NASA Set To Make Historic New Year’s Day Flyby of Mysterious ‘Ultima Thule’

By  //  December 31, 2018

Ultima Thule – tiny rock orbiting roughly 4 billion miles from the sun

As 2018 draws to a close and a new year dawns, one group of people plans to celebrate something far more unusual — a flyby of the most distant solar system object ever explored. (NASA Image)

(FOX NEWS) – As 2018 draws to a close and a new year dawns, one group of people plans to celebrate something far more unusual — a flyby of the most distant solar system object ever explored.

On Tues. Jan. 1, at 12:33 a.m.
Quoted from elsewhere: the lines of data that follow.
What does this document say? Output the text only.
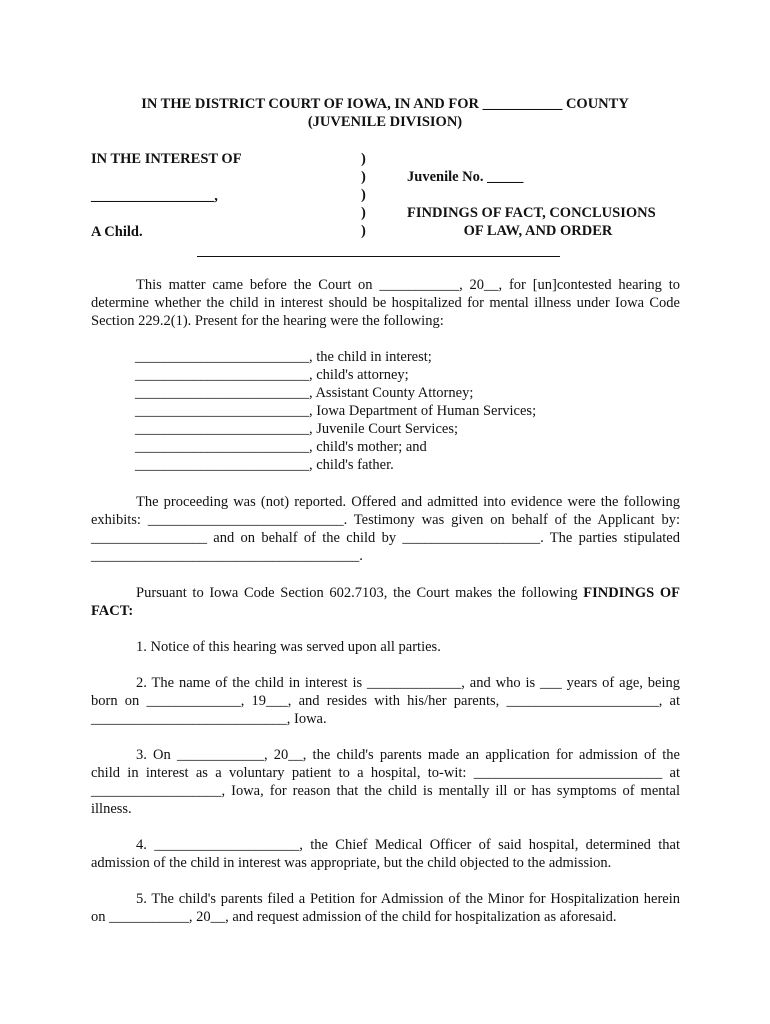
IN THE DISTRICT COURT OF IOWA, IN AND FOR ___________ COUNTY
(JUVENILE DIVISION)
IN THE INTEREST OF
_________________,
A Child.
)
)
)
)
)
Juvenile No. _____
FINDINGS OF FACT, CONCLUSIONS
OF LAW, AND ORDER
This matter came before the Court on ___________, 20__, for [un]contested hearing to
determine whether the child in interest should be hospitalized for mental illness under Iowa Code
Section 229.2(1). Present for the hearing were the following:
________________________, the child in interest;
________________________, child's attorney;
________________________, Assistant County Attorney;
________________________, Iowa Department of Human Services;
________________________, Juvenile Court Services;
________________________, child's mother; and
________________________, child's father.
The proceeding was (not) reported. Offered and admitted into evidence were the following
exhibits: ___________________________. Testimony was given on behalf of the Applicant by:
________________ and on behalf of the child by ___________________. The parties stipulated
_____________________________________.
Pursuant to Iowa Code Section 602.7103, the Court makes the following FINDINGS OF
FACT:
1. Notice of this hearing was served upon all parties.
2. The name of the child in interest is _____________, and who is ___ years of age, being
born on _____________, 19___, and resides with his/her parents, _____________________, at
___________________________, Iowa.
3. On ____________, 20__, the child's parents made an application for admission of the
child in interest as a voluntary patient to a hospital, to-wit: __________________________ at
__________________, Iowa, for reason that the child is mentally ill or has symptoms of mental
illness.
4. ____________________, the Chief Medical Officer of said hospital, determined that
admission of the child in interest was appropriate, but the child objected to the admission.
5. The child's parents filed a Petition for Admission of the Minor for Hospitalization herein
on ___________, 20__, and request admission of the child for hospitalization as aforesaid.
EST(0533 GMT), NASA’s New Horizons spacecraft will fly by Ultima Thule, the tiny rock orbiting roughly 4 billion miles (6.5 billion kilometers) from the sun. Here’s how to watch the flyby online today and tomorrow.
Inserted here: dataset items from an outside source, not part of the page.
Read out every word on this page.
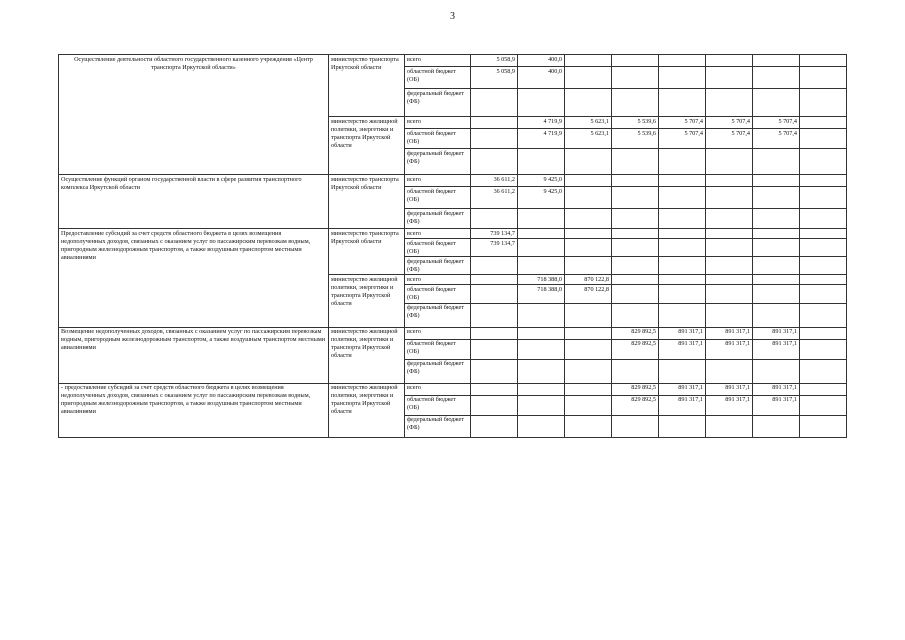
3
Осуществление деятельности областного государственного казенного учреждения «Центр транспорта Иркутской области»	министерство транспорта Иркутской области	всего	5 058,9	400,0						
		областной бюджет (ОБ)	5 058,9	400,0						
		федеральный бюджет (ФБ)								
	министерство жилищной политики, энергетики и транспорта Иркутской области	всего		4 719,9	5 623,1	5 539,6	5 707,4	5 707,4	5 707,4	
		областной бюджет (ОБ)		4 719,9	5 623,1	5 539,6	5 707,4	5 707,4	5 707,4	
		федеральный бюджет (ФБ)								
Осуществление функций органом государственной власти в сфере развития транспортного комплекса Иркутской области	министерство транспорта Иркутской области	всего	36 611,2	9 425,0						
		областной бюджет (ОБ)	36 611,2	9 425,0						
		федеральный бюджет (ФБ)								
Предоставление субсидий за счет средств областного бюджета в целях возмещения недополученных доходов, связанных с оказанием услуг по пассажирским перевозкам водным, пригородным железнодорожным транспортом, а также воздушным транспортом местными авиалиниями	министерство транспорта Иркутской области	всего	739 134,7							
		областной бюджет (ОБ)	739 134,7							
		федеральный бюджет (ФБ)								
	министерство жилищной политики, энергетики и транспорта Иркутской области	всего		718 388,0	870 122,8					
		областной бюджет (ОБ)		718 388,0	870 122,8					
		федеральный бюджет (ФБ)								
Возмещение недополученных доходов, связанных с оказанием услуг по пассажирским перевозкам водным, пригородным железнодорожным транспортом, а также воздушным транспортом местными авиалиниями	министерство жилищной политики, энергетики и транспорта Иркутской области	всего				829 892,5	891 317,1	891 317,1	891 317,1	
		областной бюджет (ОБ)				829 892,5	891 317,1	891 317,1	891 317,1	
		федеральный бюджет (ФБ)								
- предоставление субсидий за счет средств областного бюджета в целях возмещения недополученных доходов, связанных с оказанием услуг по пассажирским перевозкам водным, пригородным железнодорожным транспортом, а также воздушным транспортом местными авиалиниями	министерство жилищной политики, энергетики и транспорта Иркутской области	всего				829 892,5	891 317,1	891 317,1	891 317,1	
		областной бюджет (ОБ)				829 892,5	891 317,1	891 317,1	891 317,1	
		федеральный бюджет (ФБ)								
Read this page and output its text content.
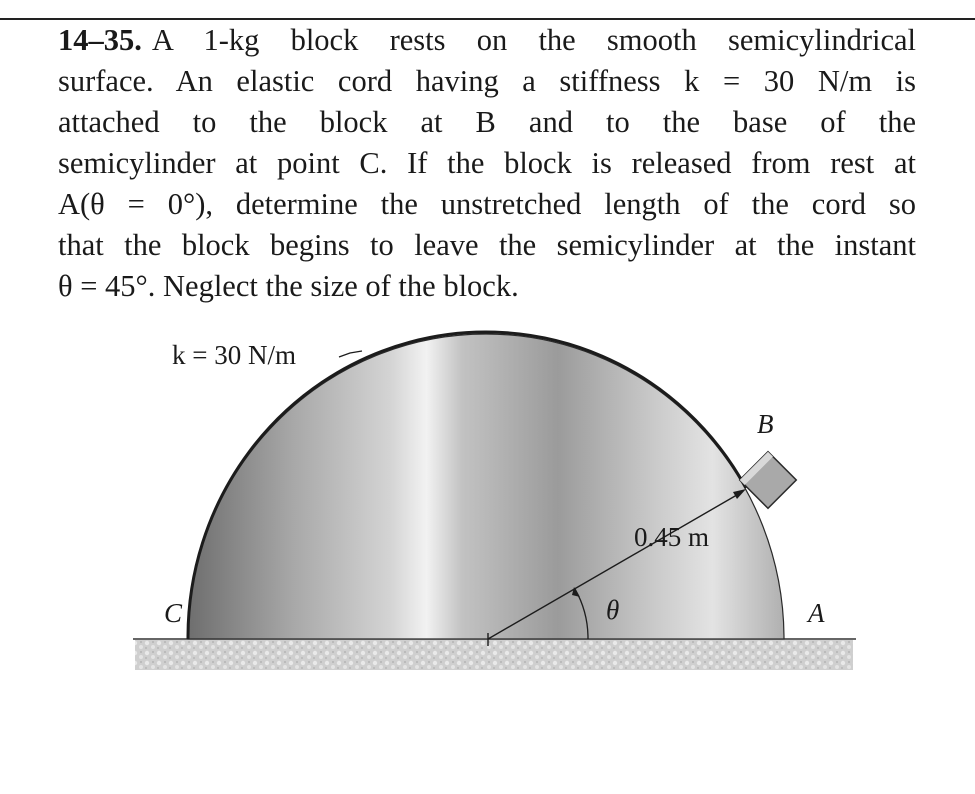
14–35. A 1-kg block rests on the smooth semicylindrical
surface. An elastic cord having a stiffness k = 30 N/m is
attached to the block at B and to the base of the
semicylinder at point C. If the block is released from rest at
A(θ = 0°), determine the unstretched length of the cord so
that the block begins to leave the semicylinder at the instant
θ = 45°. Neglect the size of the block.
k = 30 N/m
0.45 m
θ
B
C	A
Even in the final days of the approach, however, Ultima Thule is playing things close to the vest. “We’ve never in the history of spaceflight gone to a target that we’ve known less about,” Alan Stern, principal investigator of New Horizons and a researcher at the Southwest Research Center in Colorado, told reporters Sunday (Dec. 30). [Ultima Thule Flyby! Full Coverage]

But when the spacecraft arrives, it will turn a suite of instruments onto the mysterious object, and many of its mysteries will be unveiled. It’s the second historic rendezvous for New Horizons, which zipped by Pluto in July 2015 on the first-ever flyby of that world.